I’ve had a challenging two weeks as I carefully walk to get a script filled. I’ve had interviews, the first real time interviews I’ve had in years. There was no mention or ritual shaming as I have had in some phone interviews or phone screens about the long duration of my unemployment, or veiled age discrimination. But I have no idea if I got either gig.

I did get a request of writing samples. This always rubs me the wrong way. What are they looking for? They want me to disclose content that I have no right to have in my possession. Maybe it’s not my writing they want, but derive some kind of professional advantage from evaluating the content. Nearly all of what I write as a technical writer is not mine – I’m not Napster. ‘Nuff said.

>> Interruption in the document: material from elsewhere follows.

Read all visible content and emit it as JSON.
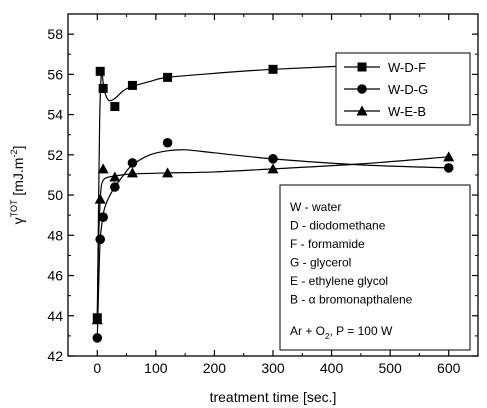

I’ve also been ill, affecting my balance. The first attack of vertigo was at home, violent in its severity. The second attack was a week ago, not so bad, but was in public. My doctor gave me some meds, and dispensed some advice. He asked me “Are you happy?” and I said “No”. I’m not happy at all – not with really anything. He assured me that good things were coming my way, and sent me out to pay my bill.

So I was scared, walking to Kmart, fearful I would have another attack, this time with no one with he who could help me. But it was all good. The magnolias are in bloom. Springtime is here, ready or not.

Leap Day

I smiled this morning as I woke up. I heard birds chirping. The sky was light, but the sun had yet to rise. Coffee, journaling, and the obligatory job search email, I dress and escape the house. I know that it is the last day of February, that spring is far away, but the plants and animals seem to be more than ready. And it’s not just warm out, it’s hot. I carry my jacket with me. I slowly walk south as the cars, trucks and buses drive past. The bushes and trees have a halo of light green around them.

My lunch tastes good. People crowd the restaurant, I enjoy being there. Like the wise men of old I go home by a different way, dodging mud and puddles from the rain earlier in the morning. As I walk home, this time north along South Meridian. Just south of the bridge over Pleasant Run I always have to chuckle, There are two bars frowning across the street from each other. There is a pleasant breeze. It is a good day.